日本語って、どうしてこんなにややこしいの?
前出の中村くんのケース同様に、小学1年生まで英語の環境で育った子どもを見ると、漢字の練習など、書き取りの宿題を嫌がる子どもが多いという。
「日本語の漢字は、音読み、訓読みがあり、書き順等も複雑で、子ども達は小学
校1年生から、ドリル学習を強いられます。一方、英語はアルファベット26文字
なので、漢字に比べればアルファベットを覚える方が易しいと感じるのだと思い
ます」

彼らが苦手意識をもつ理由の一つとして考えられるのが、言語の成り立ちの問題だ。
英語はアルファベット26文字を並べ替えるだけで言葉を綴ることができる言語。それに比べて日本語は、ひらがな、カタカナ、漢字と3種類もの文字を覚えなくてはならず、漢字は数も膨大だ。「“英語の方が簡単だ”と、学習を諦めてしまう子は少なくありません」と高橋教授も話す。

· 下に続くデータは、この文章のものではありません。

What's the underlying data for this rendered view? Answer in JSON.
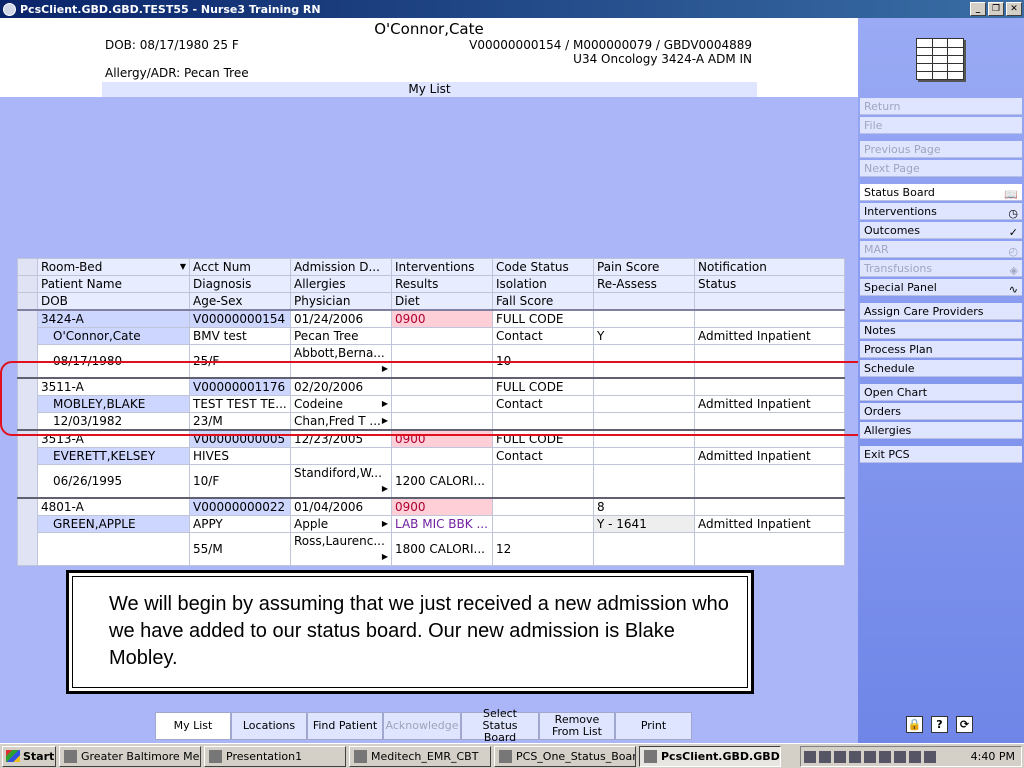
{
  "window": {
    "title": "PcsClient.GBD.GBD.TEST55 - Nurse3 Training RN"
  },
  "header": {
    "patient_name": "O'Connor,Cate",
    "dob": "DOB: 08/17/1980 25 F",
    "account": "V00000000154 / M000000079 / GBDV0004889",
    "unit": "U34 Oncology  3424-A  ADM IN",
    "allergy": "Allergy/ADR: Pecan Tree",
    "list_title": "My List"
  },
  "table": {
    "headers": [
      [
        "Room-Bed",
        "Acct Num",
        "Admission D...",
        "Interventions",
        "Code Status",
        "Pain Score",
        "Notification"
      ],
      [
        "Patient Name",
        "Diagnosis",
        "Allergies",
        "Results",
        "Isolation",
        "Re-Assess",
        "Status"
      ],
      [
        "DOB",
        "Age-Sex",
        "Physician",
        "Diet",
        "Fall Score",
        "",
        ""
      ]
    ],
    "patients": [
      {
        "rows": [
          [
            "3424-A",
            "V00000000154",
            "01/24/2006",
            "0900",
            "FULL CODE",
            "",
            ""
          ],
          [
            "O'Connor,Cate",
            "BMV test",
            "Pecan Tree",
            "",
            "Contact",
            "Y",
            "Admitted Inpatient"
          ],
          [
            "08/17/1980",
            "25/F",
            "Abbott,Berna...",
            "",
            "10",
            "",
            ""
          ]
        ]
      },
      {
        "rows": [
          [
            "3511-A",
            "V00000001176",
            "02/20/2006",
            "",
            "FULL CODE",
            "",
            ""
          ],
          [
            "MOBLEY,BLAKE",
            "TEST TEST TE...",
            "Codeine",
            "",
            "Contact",
            "",
            "Admitted Inpatient"
          ],
          [
            "12/03/1982",
            "23/M",
            "Chan,Fred T ...",
            "",
            "",
            "",
            ""
          ]
        ]
      },
      {
        "rows": [
          [
            "3513-A",
            "V00000000005",
            "12/23/2005",
            "0900",
            "FULL CODE",
            "",
            ""
          ],
          [
            "EVERETT,KELSEY",
            "HIVES",
            "",
            "",
            "Contact",
            "",
            "Admitted Inpatient"
          ],
          [
            "06/26/1995",
            "10/F",
            "Standiford,W...",
            "1200 CALORI...",
            "",
            "",
            ""
          ]
        ]
      },
      {
        "rows": [
          [
            "4801-A",
            "V00000000022",
            "01/04/2006",
            "0900",
            "",
            "8",
            ""
          ],
          [
            "GREEN,APPLE",
            "APPY",
            "Apple",
            "LAB MIC BBK ...",
            "",
            "Y - 1641",
            "Admitted Inpatient"
          ],
          [
            "",
            "55/M",
            "Ross,Laurenc...",
            "1800 CALORI...",
            "12",
            "",
            ""
          ]
        ]
      }
    ]
  },
  "caption": "We will begin by assuming that we just received a new admission who we have added to our status board. Our new admission is Blake Mobley.",
  "bottom_buttons": [
    "My List",
    "Locations",
    "Find Patient",
    "Acknowledge",
    "Select Status Board",
    "Remove From List",
    "Print"
  ],
  "sidebar": {
    "items": [
      "Return",
      "File",
      "Previous Page",
      "Next Page",
      "Status Board",
      "Interventions",
      "Outcomes",
      "MAR",
      "Transfusions",
      "Special Panel",
      "Assign Care Providers",
      "Notes",
      "Process Plan",
      "Schedule",
      "Open Chart",
      "Orders",
      "Allergies",
      "Exit PCS"
    ]
  },
  "taskbar": {
    "start": "Start",
    "tasks": [
      "Greater Baltimore Me...",
      "Presentation1",
      "Meditech_EMR_CBT",
      "PCS_One_Status_Board",
      "PcsClient.GBD.GBD...."
    ],
    "clock": "4:40 PM"
  },
  "colors": {
    "highlight": "#e0101e",
    "pink_cell": "#ffcfd8",
    "blue_cell": "#cdd6ff"
  }
}
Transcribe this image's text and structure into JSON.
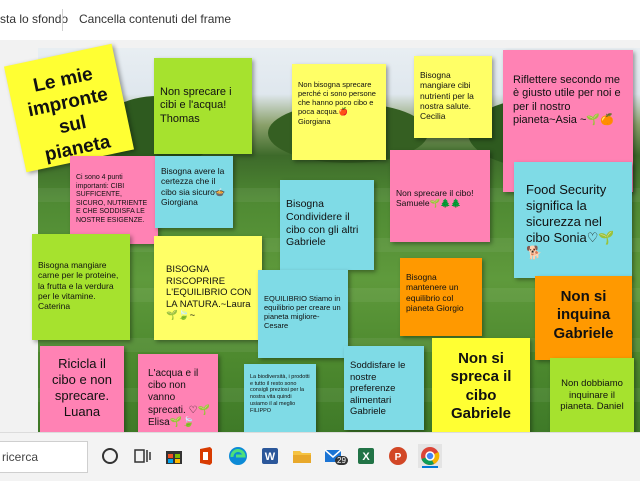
{
  "toolbar": {
    "item1": "sta lo sfondo",
    "item2": "Cancella contenuti del frame"
  },
  "notes": [
    {
      "text": "Le mie impronte sul pianeta",
      "color": "#ffff33"
    },
    {
      "text": "Non sprecare i cibi e l'acqua! Thomas",
      "color": "#a6e22e"
    },
    {
      "text": "Non bisogna sprecare perché ci sono persone che hanno poco cibo e poca acqua.🍎 Giorgiana",
      "color": "#ffff66"
    },
    {
      "text": "Bisogna mangiare cibi nutrienti per la nostra salute. Cecilia",
      "color": "#ffff66"
    },
    {
      "text": "Riflettere secondo me è giusto utile per noi e per il nostro pianeta~Asia ~🌱🍊",
      "color": "#ff82b4"
    },
    {
      "text": "Ci sono 4 punti importanti: CIBI SUFFICENTE, SICURO, NUTRIENTE E CHE SODDISFA LE NOSTRE ESIGENZE.",
      "color": "#ff82b4"
    },
    {
      "text": "Bisogna avere la certezza che il cibo sia sicuro🍲 Giorgiana",
      "color": "#7fdbe6"
    },
    {
      "text": "Bisogna Condividere il cibo con gli altri Gabriele",
      "color": "#7fdbe6"
    },
    {
      "text": "Non sprecare il cibo! Samuele🌱🌲🌲",
      "color": "#ff82b4"
    },
    {
      "text": "Food Security significa la sicurezza nel cibo Sonia♡🌱🐕",
      "color": "#7fdbe6"
    },
    {
      "text": "Bisogna mangiare carne per le proteine, la frutta e la verdura per le vitamine. Caterina",
      "color": "#a6e22e"
    },
    {
      "text": "BISOGNA RISCOPRIRE L'EQUILIBRIO CON LA NATURA.~Laura 🌱🍃~",
      "color": "#ffff66"
    },
    {
      "text": "EQUILIBRIO Stiamo in equilibrio per creare un pianeta migliore-Cesare",
      "color": "#7fdbe6"
    },
    {
      "text": "Bisogna mantenere un equilibrio col pianeta Giorgio",
      "color": "#ff9900"
    },
    {
      "text": "Non si inquina Gabriele",
      "color": "#ff9900"
    },
    {
      "text": "Ricicla il cibo e non sprecare. Luana",
      "color": "#ff82b4"
    },
    {
      "text": "L'acqua e il cibo non vanno sprecati. ♡🌱Elisa🌱🍃",
      "color": "#ff82b4"
    },
    {
      "text": "La biodiversità, i prodotti e tutto il resto sono consigli preziosi per la nostra vita quindi usiamo il al meglio FILIPPO",
      "color": "#7fdbe6"
    },
    {
      "text": "Soddisfare le nostre preferenze alimentari Gabriele",
      "color": "#7fdbe6"
    },
    {
      "text": "Non si spreca il cibo Gabriele",
      "color": "#ffff33"
    },
    {
      "text": "Non dobbiamo inquinare il pianeta. Daniel",
      "color": "#a6e22e"
    }
  ],
  "taskbar": {
    "search_label": "ricerca",
    "icons": [
      "cortana-icon",
      "task-view-icon",
      "store-icon",
      "office-icon",
      "edge-icon",
      "word-icon",
      "file-explorer-icon",
      "mail-icon",
      "excel-icon",
      "powerpoint-icon",
      "chrome-icon"
    ],
    "mail_badge": "29"
  }
}
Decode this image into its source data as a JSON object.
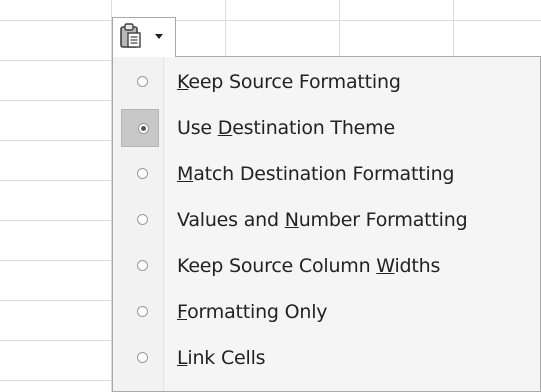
{
  "paste_options": {
    "selected_index": 1,
    "items": [
      {
        "pre": "",
        "key": "K",
        "post": "eep Source Formatting"
      },
      {
        "pre": "Use ",
        "key": "D",
        "post": "estination Theme"
      },
      {
        "pre": "",
        "key": "M",
        "post": "atch Destination Formatting"
      },
      {
        "pre": "Values and ",
        "key": "N",
        "post": "umber Formatting"
      },
      {
        "pre": "Keep Source Column ",
        "key": "W",
        "post": "idths"
      },
      {
        "pre": "",
        "key": "F",
        "post": "ormatting Only"
      },
      {
        "pre": "",
        "key": "L",
        "post": "ink Cells"
      }
    ]
  },
  "icons": {
    "paste": "clipboard-icon",
    "dropdown": "dropdown-caret-icon",
    "option": "radio-icon"
  }
}
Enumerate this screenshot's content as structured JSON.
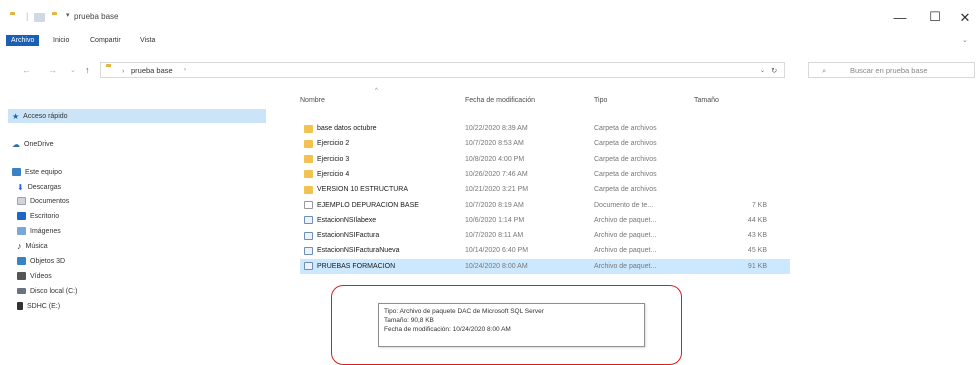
{
  "title_bar": {
    "path_text": "prueba base",
    "minimize": "—",
    "maximize": "☐",
    "close": "✕"
  },
  "ribbon": {
    "tabs": [
      "Archivo",
      "Inicio",
      "Compartir",
      "Vista"
    ]
  },
  "address": {
    "path": "prueba base",
    "search_placeholder": "Buscar en prueba base"
  },
  "nav_pane": {
    "items": [
      {
        "label": "Acceso rápido",
        "icon": "star-icon",
        "color": "#1a5fb4"
      },
      {
        "label": "OneDrive",
        "icon": "cloud-icon",
        "color": "#2b6cb0"
      },
      {
        "label": "Este equipo",
        "icon": "computer-icon",
        "color": "#3b82c4"
      },
      {
        "label": "Descargas",
        "icon": "download-icon",
        "color": "#2563eb"
      },
      {
        "label": "Documentos",
        "icon": "documents-icon",
        "color": "#9ca3af"
      },
      {
        "label": "Escritorio",
        "icon": "desktop-icon",
        "color": "#1e66c4"
      },
      {
        "label": "Imágenes",
        "icon": "images-icon",
        "color": "#7aa7d8"
      },
      {
        "label": "Música",
        "icon": "music-icon",
        "color": "#333333"
      },
      {
        "label": "Objetos 3D",
        "icon": "cube-icon",
        "color": "#3b82c4"
      },
      {
        "label": "Vídeos",
        "icon": "video-icon",
        "color": "#555555"
      },
      {
        "label": "Disco local (C:)",
        "icon": "drive-icon",
        "color": "#6b7280"
      },
      {
        "label": "SDHC (E:)",
        "icon": "sdcard-icon",
        "color": "#333333"
      }
    ]
  },
  "columns": {
    "name": "Nombre",
    "date": "Fecha de modificación",
    "type": "Tipo",
    "size": "Tamaño"
  },
  "files": [
    {
      "name": "base datos octubre",
      "date": "10/22/2020 8:39 AM",
      "type": "Carpeta de archivos",
      "size": "",
      "kind": "folder"
    },
    {
      "name": "Ejercicio 2",
      "date": "10/7/2020 8:53 AM",
      "type": "Carpeta de archivos",
      "size": "",
      "kind": "folder"
    },
    {
      "name": "Ejercicio 3",
      "date": "10/8/2020 4:00 PM",
      "type": "Carpeta de archivos",
      "size": "",
      "kind": "folder"
    },
    {
      "name": "Ejercicio 4",
      "date": "10/26/2020 7:46 AM",
      "type": "Carpeta de archivos",
      "size": "",
      "kind": "folder"
    },
    {
      "name": "VERSION 10 ESTRUCTURA",
      "date": "10/21/2020 3:21 PM",
      "type": "Carpeta de archivos",
      "size": "",
      "kind": "folder"
    },
    {
      "name": "EJEMPLO DEPURACION BASE",
      "date": "10/7/2020 8:19 AM",
      "type": "Documento de te...",
      "size": "7 KB",
      "kind": "doc"
    },
    {
      "name": "EstacionNSIlabexe",
      "date": "10/6/2020 1:14 PM",
      "type": "Archivo de paquet...",
      "size": "44 KB",
      "kind": "file"
    },
    {
      "name": "EstacionNSIFactura",
      "date": "10/7/2020 8:11 AM",
      "type": "Archivo de paquet...",
      "size": "43 KB",
      "kind": "file"
    },
    {
      "name": "EstacionNSIFacturaNueva",
      "date": "10/14/2020 6:40 PM",
      "type": "Archivo de paquet...",
      "size": "45 KB",
      "kind": "file"
    },
    {
      "name": "PRUEBAS FORMACION",
      "date": "10/24/2020 8:00 AM",
      "type": "Archivo de paquet...",
      "size": "91 KB",
      "kind": "file",
      "selected": true
    }
  ],
  "tooltip": {
    "line1": "Tipo: Archivo de paquete DAC de Microsoft SQL Server",
    "line2": "Tamaño: 90,8 KB",
    "line3": "Fecha de modificación: 10/24/2020 8:00 AM"
  }
}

一度苦手意識を持つと、そこから学ぶ意欲を引き出すのはとても難しい。国内のグローバル化が進み、社会の中でも英語を使う必要性は高まりつつあるものの、高橋教授は、インターナショナル園などで幼児期を過ごす場合、日本語において、こうした学びの躓きを生む可能性があることを忘れてはいけないと注意を促す。